Acciaio (Silvia Avallone)

Dopo l’invasione mielosa ed appicicaticcia dei pre-adolescenti sfornati da Moccia, tutti amore e fantasticheria, senza un briciolo di sostanza, prima o poi doveva succedere "Acciaio". Che quell’ambientazione gelatinosa e zuccherata si adulterasse e diventasse anagraficamente più adulta, fosse spostata in ambienti marginali e pseudo degradati e cominciasse a provare senza sosta pruriti sessuali e rivendicazioni esistenziali al sapor di cocaina. Come se il Cuore di De Amicis lo mischiassero a Trainspotting.

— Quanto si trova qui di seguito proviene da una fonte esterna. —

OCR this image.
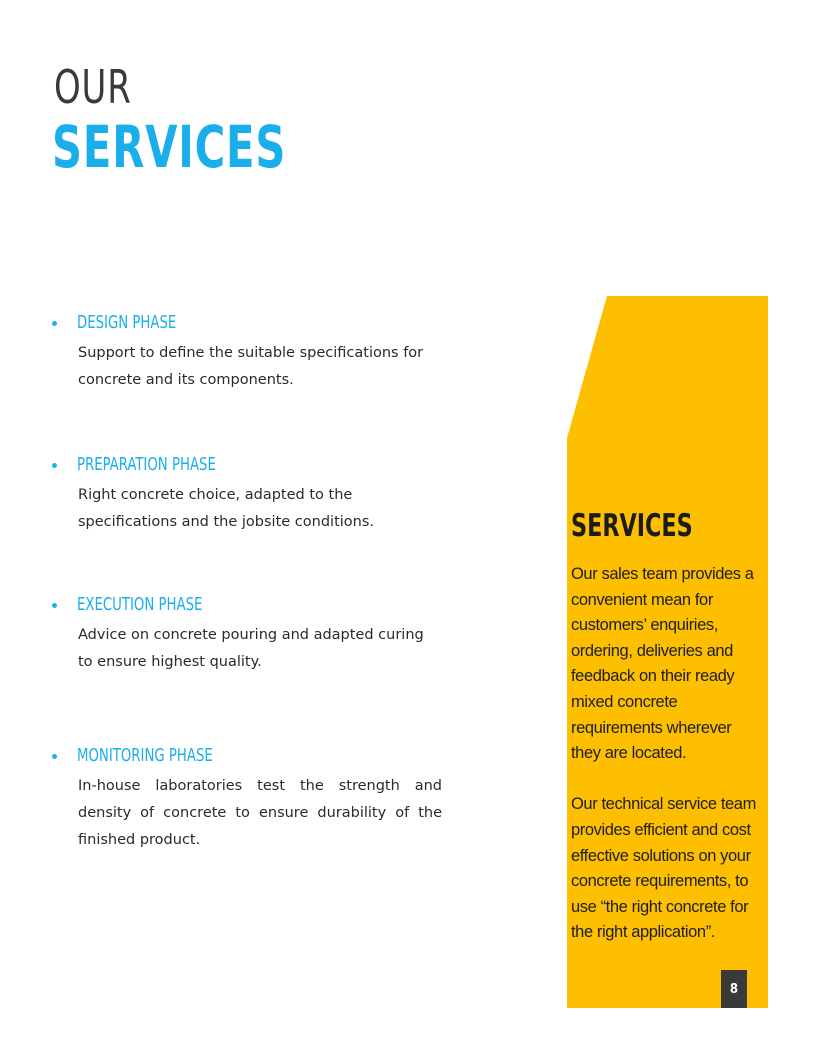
OUR
SERVICES
DESIGN PHASE
Support to define the suitable specifications for concrete and its components.
PREPARATION PHASE
Right concrete choice, adapted to the specifications and the jobsite conditions.
EXECUTION PHASE
Advice on concrete pouring and adapted curing to ensure highest quality.
MONITORING PHASE
In-house laboratories test the strength and density of concrete to ensure durability of the finished product.
SERVICES

Our sales team provides a convenient mean for customers’ enquiries, ordering, deliveries and feedback on their ready mixed concrete requirements wherever they are located.

Our technical service team provides efficient and cost effective solutions on your concrete requirements, to use “the right concrete for the right application”.

8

Diventa un aborto di romanzo. Certo ne avevamo proprio bisogno, come no. Se ne sentiva la mancanza. Noi lettori, di quaranta anni, non vedevamo l’ora. Di un frizzante lassativo che ci facesse finalmente scaricare in bagno gli ultimi rimorsi per la nostra giovinezza ormai andata e per le letture generazionali che non ci avevano mai soddisfatto. Ci hanno risolto un dubbio: noi non eravamo e non saremo stati mai così e dubito che gli adolescenti di adesso lo siano, almeno completamente. E’ una lettura a suo modo gratificante: capisci che  c’è sempre qualcosa di peggio di quello che scrivi o in cui credi. perché Acciaio non può essere il vero ed il nostro. Altrimenti amen, siamo fregati.